Nobel, palabra aguda y cuestión peliaguda, perdón por el juego de palabras tan temprano. Ayer leí que faltan pocas semanas para conocer a quién le dan este año el Premio Nobel de Literatura. A uno, como lector cercano a la cincuentena, le importa tan poco a quién se lo dan como a quién dejan fuera. Qué más da a quién le entreguen el Nobel de Literatura. No entraré en comentar lo ocurrido en otras modalidades –recordemos que el de la Paz recayó sin rubor en nombres como los de Kissinger, Al Gore, la UE u Obama…–.
Pero a las letras, a las letras, que es de lo que va esto hoy. El Premio Nobel de Literatura. Podríamos alzar una biblioteca de primera línea sólo con los nombres que fueron obviados por la Academia Sueca. Qué selecto es el club en el que habitan Twain, Galdós, Tolstói, Chéjov, Proust, Kafka, Baroja, Pessoa, Delibes, Borges o Cortázar. Se puede recibir el Nobel de Literatura incluso siendo un grandísimo escritor: ahí están Kipling, Tagore, Yeats, Mann, Pirandello, Hesse, Eliot, Faulkner, Hemingway, Juan Ramón Jiménez, Neruda, García Márquez, Cela, Octavio Paz, Vargas Llosa o Saramago.
O sea, que el Nobel de Literatura y la literatura tienen poco o nada que ver. A un lector, que premien a éste o a aquél le da exactamente igual. Para el galardonado puede resultar una alegría económica y publicitaria, de cara a que la Casa del Libro, la FNAC y el Corte Inglés de cada lugar lo coloquen en sus escaparates, junto a Pérez Reverte y Eslava Galán, que tampoco tienen el premio ni falta que les hace.

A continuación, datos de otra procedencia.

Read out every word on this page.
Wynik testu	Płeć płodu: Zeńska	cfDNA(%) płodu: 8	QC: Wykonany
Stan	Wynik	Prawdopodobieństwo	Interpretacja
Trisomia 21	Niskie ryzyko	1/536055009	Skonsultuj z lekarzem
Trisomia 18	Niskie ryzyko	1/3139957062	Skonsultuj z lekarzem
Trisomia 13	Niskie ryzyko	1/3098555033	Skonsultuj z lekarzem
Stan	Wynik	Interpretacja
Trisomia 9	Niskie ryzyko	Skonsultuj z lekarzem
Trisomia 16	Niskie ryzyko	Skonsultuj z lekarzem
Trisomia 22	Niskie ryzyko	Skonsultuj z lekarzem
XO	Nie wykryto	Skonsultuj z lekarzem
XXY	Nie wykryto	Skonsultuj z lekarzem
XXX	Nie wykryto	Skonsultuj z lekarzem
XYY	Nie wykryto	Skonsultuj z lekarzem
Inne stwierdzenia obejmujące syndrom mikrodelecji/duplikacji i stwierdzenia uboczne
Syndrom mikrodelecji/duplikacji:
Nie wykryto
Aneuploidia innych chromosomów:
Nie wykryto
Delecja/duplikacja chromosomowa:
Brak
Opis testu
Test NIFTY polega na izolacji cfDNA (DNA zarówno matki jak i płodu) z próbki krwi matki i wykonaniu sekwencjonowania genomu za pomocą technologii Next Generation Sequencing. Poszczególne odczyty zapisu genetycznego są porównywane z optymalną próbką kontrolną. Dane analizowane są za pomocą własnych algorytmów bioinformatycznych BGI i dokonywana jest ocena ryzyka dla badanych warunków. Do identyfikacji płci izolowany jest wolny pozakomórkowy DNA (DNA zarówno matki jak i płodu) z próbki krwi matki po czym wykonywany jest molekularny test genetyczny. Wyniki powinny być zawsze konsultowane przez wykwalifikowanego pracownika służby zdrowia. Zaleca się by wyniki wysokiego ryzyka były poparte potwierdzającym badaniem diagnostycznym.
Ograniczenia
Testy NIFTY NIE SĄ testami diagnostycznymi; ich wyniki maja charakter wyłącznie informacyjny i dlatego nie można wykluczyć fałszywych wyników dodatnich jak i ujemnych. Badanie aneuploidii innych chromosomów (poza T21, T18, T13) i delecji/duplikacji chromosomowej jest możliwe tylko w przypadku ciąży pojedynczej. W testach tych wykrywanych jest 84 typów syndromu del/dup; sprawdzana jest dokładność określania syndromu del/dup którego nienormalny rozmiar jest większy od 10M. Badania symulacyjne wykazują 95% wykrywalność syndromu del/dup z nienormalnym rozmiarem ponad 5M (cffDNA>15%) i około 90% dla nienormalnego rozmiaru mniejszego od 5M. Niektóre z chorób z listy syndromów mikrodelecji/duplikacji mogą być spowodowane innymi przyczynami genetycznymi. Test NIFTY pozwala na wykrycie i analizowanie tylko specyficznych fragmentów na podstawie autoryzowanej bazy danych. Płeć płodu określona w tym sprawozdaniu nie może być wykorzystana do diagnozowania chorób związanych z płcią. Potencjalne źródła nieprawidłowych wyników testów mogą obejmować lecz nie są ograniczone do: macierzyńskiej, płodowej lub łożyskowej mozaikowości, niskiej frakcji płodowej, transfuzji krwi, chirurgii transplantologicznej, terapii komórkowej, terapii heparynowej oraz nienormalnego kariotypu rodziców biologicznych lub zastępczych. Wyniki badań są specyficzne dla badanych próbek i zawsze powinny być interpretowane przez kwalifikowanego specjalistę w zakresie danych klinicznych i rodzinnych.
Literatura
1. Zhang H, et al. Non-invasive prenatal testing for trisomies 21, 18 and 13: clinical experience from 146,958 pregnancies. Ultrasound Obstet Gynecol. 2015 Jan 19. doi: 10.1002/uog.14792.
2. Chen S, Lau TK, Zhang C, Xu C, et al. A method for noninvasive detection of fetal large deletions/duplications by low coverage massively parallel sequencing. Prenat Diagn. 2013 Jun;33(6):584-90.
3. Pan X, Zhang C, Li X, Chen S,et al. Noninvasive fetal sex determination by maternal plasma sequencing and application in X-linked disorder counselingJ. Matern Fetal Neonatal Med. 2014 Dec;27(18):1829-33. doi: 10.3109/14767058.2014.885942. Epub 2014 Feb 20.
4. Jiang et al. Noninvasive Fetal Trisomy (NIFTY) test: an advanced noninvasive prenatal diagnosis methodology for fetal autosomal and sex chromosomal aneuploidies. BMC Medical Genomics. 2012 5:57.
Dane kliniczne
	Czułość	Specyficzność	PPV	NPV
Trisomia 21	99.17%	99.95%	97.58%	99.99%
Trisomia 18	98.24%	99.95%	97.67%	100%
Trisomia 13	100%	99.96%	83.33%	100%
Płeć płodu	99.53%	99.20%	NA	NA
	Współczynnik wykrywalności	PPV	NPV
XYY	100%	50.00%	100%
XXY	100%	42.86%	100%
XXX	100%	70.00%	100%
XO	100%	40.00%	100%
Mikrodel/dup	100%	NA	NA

Se habla de Haruki Murakami como habitual aspirante. Pero a un tío que no quiso pertenecer a las empresas clon japonesas y que sobrevivió escribiendo en su propio bar dentro del metro de Tokio, sirviendo copas a ritmo de jazz y que hizo fortuna y gloria por sus propios medios, ¿le puede preocupar mucho que los suecos consideren si él es digno o no de su atención?
Vivimos en los tiempos del desprestigio de las instituciones. El Nobel de Literatura les interesa a los periodistas que viven de rellenar un espacio continuamente, porque así les resuelve la papeleta durante dos o tres días. O al político de turno, que leerá lo que un asesor le ha garabateado después de picotear la wikipedia y fingirá que pasa el día leyendo a esa poeta de Zambia o al narrador mongol que acaba de resultar elegido. Hace unos cuantos años, se lo dieron a Bob Dylan, y fue un gran premiado, porque alimentó la polémica y dio de qué hablar, que es de lo único de lo que se trata.
Desde el momento en el que ni Galdós ni Baroja recibieron el Premio Nobel, ¿qué credibilidad le puede quedar a una distinción literaria? La Academia Sueca nunca recibió un Galdós ni un Borges, habrá que concluir. A partir de ahí, que premien a quien más les plazca.
Lo interesante para el lector son sus lecturas, quiénes le llenan el alma, quiénes le proporcionan las dudas más incisivas sobre el alma y el mundo, quiénes le brindan compañía, consuelo y complicidad. Al lector, los circos literato-mediáticos le son indiferentes. Y tampoco le importan las doctas opiniones de los especialistas, de los académicos, de los pedantes. Insisto en que este siglo XXI está asistiendo a la caída de la credibilidad de las instituciones, y eso también afecta de lleno a las supuestamente intelectuales. El lector ya no acepta que le digan qué tiene que leer o no. En 2025, la distinción de Umberto Eco entre apocalípticos e integrados ha sido dinamitada por el desprestigio generalizado de lo que viene de arriba. Y además, admitamos: hay más literatura en cualquier modesta biblioteca de barrio que en la Academia Sueca. Y de lo del Nobel de la Paz, ya otro día. O no, porque el tema no merece más.